Prem Chopra makes a fervent plea against the rigidity that prevails in the way film artists are cast in certain roles. A villain continues to be one in every film in which he appears and a hero is eternally one in all his films. How can one explain this typing which stifles the talent of an artiste? If our film makers could shatter this tradition of `typing' stars and give them more lenience, Prem Chopra feels that an actor will have a chance to prove his versatility, while the audience too will have a pleasant surprise each time.
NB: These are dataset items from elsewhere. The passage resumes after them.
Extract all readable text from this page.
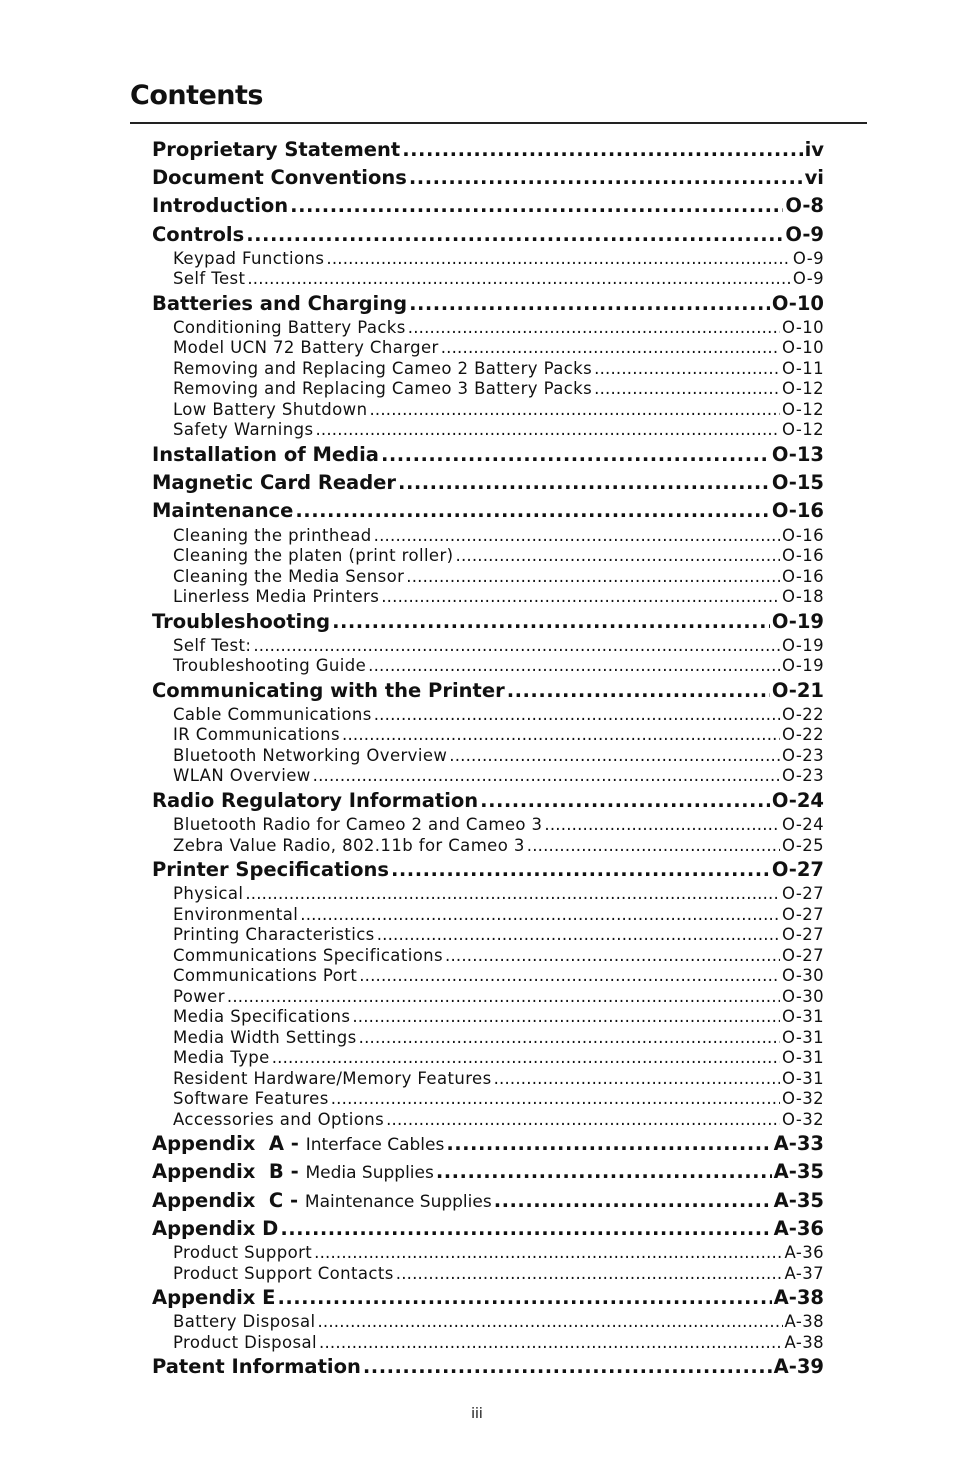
Contents
Proprietary Statement .....	iv
Document Conventions .....	vi
Introduction .....	O-8
Controls .....	O-9
Keypad Functions .....	O-9
Self Test .....	O-9
Batteries and Charging .....	O-10
Conditioning Battery Packs .....	O-10
Model UCN 72 Battery Charger .....	O-10
Removing and Replacing Cameo 2 Battery Packs .....	O-11
Removing and Replacing Cameo 3 Battery Packs .....	O-12
Low Battery Shutdown .....	O-12
Safety Warnings .....	O-12
Installation of Media .....	O-13
Magnetic Card Reader .....	O-15
Maintenance .....	O-16
Cleaning the printhead .....	O-16
Cleaning the platen (print roller) .....	O-16
Cleaning the Media Sensor .....	O-16
Linerless Media Printers .....	O-18
Troubleshooting .....	O-19
Self Test: .....	O-19
Troubleshooting Guide .....	O-19
Communicating with the Printer .....	O-21
Cable Communications .....	O-22
IR Communications .....	O-22
Bluetooth Networking Overview .....	O-23
WLAN Overview .....	O-23
Radio Regulatory Information .....	O-24
Bluetooth Radio for Cameo 2 and Cameo 3 .....	O-24
Zebra Value Radio, 802.11b for Cameo 3 .....	O-25
Printer Specifications .....	O-27
Physical .....	O-27
Environmental .....	O-27
Printing Characteristics .....	O-27
Communications Specifications .....	O-27
Communications Port .....	O-30
Power .....	O-30
Media Specifications .....	O-31
Media Width Settings .....	O-31
Media Type .....	O-31
Resident Hardware/Memory Features .....	O-31
Software Features .....	O-32
Accessories and Options .....	O-32
Appendix  A - Interface Cables .....	A-33
Appendix  B - Media Supplies .....	A-35
Appendix  C - Maintenance Supplies .....	A-35
Appendix D .....	A-36
Product Support .....	A-36
Product Support Contacts .....	A-37
Appendix E .....	A-38
Battery Disposal .....	A-38
Product Disposal .....	A-38
Patent Information .....	A-39
iii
Apart from this, he has another grouse. A hero on the Indian screen is a paragon of virtue and has no human weakness. He does not even lose his- temper once in a while. A villain, on the other hand, is very villainous indeed. There is no redeeming feature. They are not characters, they are types. So an actor is not only typed, but he also plays not real-life characters, but only types. Working in films for more than three years now, twenty-eight-year-old Prem was born in Lahore and graduated from Simla. Though he took up a job with a big publishing house in Bombay, he did not allow time to erase his wild dreams of joining films. His job involved a lot of traveling, and the seven days that he once spent in Bombay he utilised in exploring the possibilities of a film career.
Prem Chopra succeeded after a short struggle. The moment came when in Panchgani he met producer Gulshan Behl who was planning his first film and showed a keen interest in the roving aspirant. Prem had his screen test, but his soaring hope gradually collapsed when the producer did not contact him for nine months. Prem forgot all about it, and thanked his stars that he had not given up his job. But one day Gulshan Behl rang Prem's door bell holding a contract sheet in his hand and Prem played his first role as a villain. The picture flopped. Prem Chopra survived the failure when another film, Chowdhury Karnail Singh (1960), came his way. This celebrated a jubilee and received a State award as the best regional picture.